Analyst Benjamin Swinburne raised his rating on WWE (WWE) from equal weight to overweight and raised the per-share price target to $120 from $105, signaling that the new company, which will trade on the New York Stock Exchange under the ticker symbol “TKO,” is likely to benefit from the “secular tailwinds” for sports and entertainment media rights revenue, live content and “the defensive characteristics of largely contracted revenue growth.”
Swinburne added that global media and technology companies are competing aggressively for audiences and global intellectual property, especially in the form of live programming, remains “highly attractive.”
Additionally, the analyst noted that both the WWE and UFC fan bases are passionate and that WWE’s (WWE) production volume is “particularly attractive” for ad-supported models. By contrast, the UFC’s relationship with sports betting draws more toward subscription and pay-per-view models, Swinburne said.

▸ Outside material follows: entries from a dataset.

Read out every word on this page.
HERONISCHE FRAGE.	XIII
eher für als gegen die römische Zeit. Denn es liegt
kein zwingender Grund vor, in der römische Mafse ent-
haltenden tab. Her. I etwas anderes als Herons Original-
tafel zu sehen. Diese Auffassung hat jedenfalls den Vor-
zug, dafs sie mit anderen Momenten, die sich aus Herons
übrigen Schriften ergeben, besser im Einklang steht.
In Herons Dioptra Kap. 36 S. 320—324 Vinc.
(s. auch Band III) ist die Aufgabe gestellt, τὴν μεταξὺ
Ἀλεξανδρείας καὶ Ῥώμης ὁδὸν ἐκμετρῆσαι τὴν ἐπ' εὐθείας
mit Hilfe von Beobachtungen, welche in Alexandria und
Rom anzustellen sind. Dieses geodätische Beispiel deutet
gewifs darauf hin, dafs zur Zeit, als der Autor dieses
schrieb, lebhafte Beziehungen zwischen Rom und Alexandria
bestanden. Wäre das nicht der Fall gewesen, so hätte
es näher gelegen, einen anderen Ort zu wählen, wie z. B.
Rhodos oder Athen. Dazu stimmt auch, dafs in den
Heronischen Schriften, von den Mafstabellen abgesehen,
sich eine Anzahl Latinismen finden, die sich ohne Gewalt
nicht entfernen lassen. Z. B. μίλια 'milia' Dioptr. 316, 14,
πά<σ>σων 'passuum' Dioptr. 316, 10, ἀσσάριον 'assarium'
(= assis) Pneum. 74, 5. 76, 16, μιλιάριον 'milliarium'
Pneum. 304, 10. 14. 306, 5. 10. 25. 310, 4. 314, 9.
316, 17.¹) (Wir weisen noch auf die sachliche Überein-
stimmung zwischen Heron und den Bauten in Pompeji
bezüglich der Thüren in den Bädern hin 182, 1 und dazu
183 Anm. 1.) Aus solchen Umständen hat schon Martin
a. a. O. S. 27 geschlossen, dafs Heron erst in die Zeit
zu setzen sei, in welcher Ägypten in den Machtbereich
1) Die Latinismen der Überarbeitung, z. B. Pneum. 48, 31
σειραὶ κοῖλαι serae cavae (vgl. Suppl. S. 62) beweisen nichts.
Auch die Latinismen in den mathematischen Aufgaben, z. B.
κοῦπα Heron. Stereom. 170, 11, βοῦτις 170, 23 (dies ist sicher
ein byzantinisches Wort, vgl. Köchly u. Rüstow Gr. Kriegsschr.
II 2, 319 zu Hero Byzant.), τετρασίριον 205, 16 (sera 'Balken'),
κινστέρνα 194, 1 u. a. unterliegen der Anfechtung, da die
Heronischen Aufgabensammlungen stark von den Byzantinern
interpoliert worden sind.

Swinburne highlighted the new company, which will be 51% owned by Endeavor (New York Stock Exchange:EDR), also helps unlock the value of the UFC, valued at approximately $12 billion as part of the new $21.4 billion company.
Morgan Stanley reiterated its overweight rating on Endeavor (EDR) earlier this month, following the deal.
Under the terms of the deal, it values WWE (WWE) at approximately $106 per share, giving the sports-entertainment giant an enterprise value of $9.3B.
The combined company will be worth approximately $21.4 billion and should create cost synergies of approximately $50 million to $100 million when the deal closes.
Swinburne also noted that since WWE is debt-free, TKO is likely to “quickly deleverage” its balance sheet, with most of the free cash flow being used to pay down debt and achieve a net leverage ratio. . from 1 to the end of 2024.
Investment firm Benchmark downgraded WWE (WWE) after the deal, citing an “aggressive valuation” of the new company.
Analysts are largely cautious on WWE (WWE). Have a HOLD rating by the authors of Seeking Alpha, while Wall Street analysts rate it as a BUY. Conversely, Seeking Alpha’s quantitative system, which consistently outperforms the market, rates WWE with a HOLD.